LLM Medical Triage: Same Symptoms, Gender-Dependent Urgency (arxiv.org)

🤖 AI Summary
A recent study highlights a significant issue in the use of large language models (LLMs) for medical triage, revealing that these AI systems exhibit gender-dependent biases when assessing identical neurological symptoms. Researchers tested three model families—Gemini 3.5 Flash, Claude Sonnet 4.6, and GPT-5.4-mini—across various demographic conditions, finding that young women were significantly less likely to receive emergency room referrals compared to their male counterparts, despite similar symptom severity ratings.
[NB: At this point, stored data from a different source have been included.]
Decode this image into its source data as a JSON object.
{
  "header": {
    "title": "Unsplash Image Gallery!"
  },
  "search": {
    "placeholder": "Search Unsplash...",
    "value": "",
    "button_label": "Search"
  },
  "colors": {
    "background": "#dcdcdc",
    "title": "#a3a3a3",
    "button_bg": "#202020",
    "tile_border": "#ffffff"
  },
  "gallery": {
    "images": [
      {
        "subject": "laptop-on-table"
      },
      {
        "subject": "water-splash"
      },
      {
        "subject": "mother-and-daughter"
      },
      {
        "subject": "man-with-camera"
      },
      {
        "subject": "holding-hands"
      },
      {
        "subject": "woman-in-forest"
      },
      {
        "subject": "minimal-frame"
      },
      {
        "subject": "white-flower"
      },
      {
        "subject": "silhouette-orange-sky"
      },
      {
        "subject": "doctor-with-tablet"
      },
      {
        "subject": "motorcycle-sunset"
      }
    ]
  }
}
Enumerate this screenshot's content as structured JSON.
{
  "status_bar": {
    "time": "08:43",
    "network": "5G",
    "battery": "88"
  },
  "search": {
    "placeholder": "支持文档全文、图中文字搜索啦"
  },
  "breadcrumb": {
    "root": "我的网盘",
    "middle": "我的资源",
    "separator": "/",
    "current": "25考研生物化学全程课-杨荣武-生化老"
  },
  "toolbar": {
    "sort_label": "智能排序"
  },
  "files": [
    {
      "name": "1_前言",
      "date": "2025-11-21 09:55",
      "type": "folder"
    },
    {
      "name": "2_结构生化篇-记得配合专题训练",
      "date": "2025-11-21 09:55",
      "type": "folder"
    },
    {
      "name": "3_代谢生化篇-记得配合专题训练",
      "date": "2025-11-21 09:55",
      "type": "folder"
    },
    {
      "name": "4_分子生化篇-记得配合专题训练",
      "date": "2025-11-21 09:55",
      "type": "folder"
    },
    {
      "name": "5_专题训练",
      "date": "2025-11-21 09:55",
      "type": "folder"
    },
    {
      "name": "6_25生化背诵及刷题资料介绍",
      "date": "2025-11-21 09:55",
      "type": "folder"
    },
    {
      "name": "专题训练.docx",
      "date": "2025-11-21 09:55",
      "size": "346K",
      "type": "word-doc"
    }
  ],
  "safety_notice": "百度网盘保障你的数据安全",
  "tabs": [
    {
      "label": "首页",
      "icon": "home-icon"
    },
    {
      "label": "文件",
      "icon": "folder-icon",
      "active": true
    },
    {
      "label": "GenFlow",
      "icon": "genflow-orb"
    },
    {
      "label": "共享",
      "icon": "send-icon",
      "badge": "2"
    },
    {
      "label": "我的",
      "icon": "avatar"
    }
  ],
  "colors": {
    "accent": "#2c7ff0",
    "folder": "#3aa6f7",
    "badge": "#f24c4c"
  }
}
This disparity suggests that the models are influenced by gender-associated diagnoses, often directing young female patients toward lower-urgency care. This finding is crucial for the AI/ML community as it underscores the need for improved fairness in AI-driven medical applications. The models’ reliance on diagnostic substitution based on demographic factors reveals a replication of existing human biases in clinical decision-making. Notably, the disparity disappeared for patients aged 65 and above, indicating an age-related shift in diagnostic approaches. As these AI systems integrate into medical settings, the study urges developers to decouple triage urgency from probabilistic diagnostic priors to enhance equitable patient care. The researchers have made their code and data publicly available, promoting transparency and further investigation into mitigating bias in AI healthcare solutions.